Voice/Vision Holocaust Survivor Oral History Archive

Selma Rich - July 17, 1984


Suddenly my cousin got very ill too. We came to Warsaw and there was we, after, after a certain hour you couldn't pass the bridge because it still was war. This was 1945. So and this was in March. It was raining and cold. So we were, we had no place where to go. Warsaw was completely destroyed it was only ruins. So we lie down on the ruin by the wall and, to each other like that, and when we saw it's already light we start to walk. And I start to holler to her, hold on, on me. If you lived through that much you have to live for my sake. And we ask where to go because we didn't know. I know Polish language so guards, they told us how to go. We came to the Jewish agency. There was a Jewish agency in Prague. This is by Warsaw, like uh--how should I explain to you. Here you have Detroit and Oak Park. There was Prague, Warsaw. This was in Prague.

[interruption in interview]

This was in Prague, Poland, by Warsaw. And uh, over there I came up and ask if they could give me a doctor and something to eat, to drink because we are terribly hungry. We didn't eat for two days.

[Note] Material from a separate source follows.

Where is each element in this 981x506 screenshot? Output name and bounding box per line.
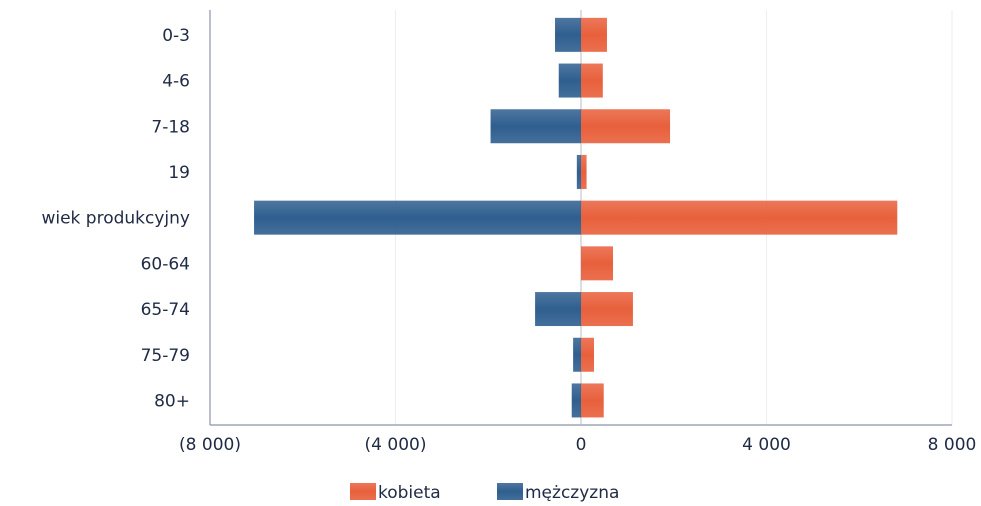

And they say they have no food, they cannot give me a doctor, they are giving me money. I took the money and threw them away. I say I need to save a child which Hitler didn't finished. So they gave me a address where to go. And it wasn't too far, it was Tangova 7 on Prague. And I, and the, the Jewish agency was Tangova 44. So it wasn't too bad. I came there and I ask who is in charge and they told me, a Mr. Pollack, a Russian Jew. I went in there, the best food on the table, vod...and whiskey and everything, vodka, whatever a mouth can just say. And I say in uh, in Russian to him, "Mr. Pollack, I have a very sick cousin, a young child and I say she's very, very, burning up with fever. I need something to drink for her and I'm starved, I'm hungry. And I need a doctor. Where should I go?" He gave me a note where to go for a doctor and I say I need some straw or something, there is very filthy. It's her only, everybody's lying there on a filthy floor. Nothing on the floor, I say, give me straw, something. He say, "I have nothing." He told me there's nothing. I cried so hard. And I say I'll bring her right here in your house and put her in your bed. And be strong, have a heart to throw her out. I cry so much that he gave a, a bed, it's not really a bed, I don't know, it's made from wood and straw and I put her on it and run to the doctor. The name of the doctor was Shapiro--I will never forget this--and I came to him, he said it's too late I cannot come today. I start to plead with him, say no way. I walked out and walk and cry.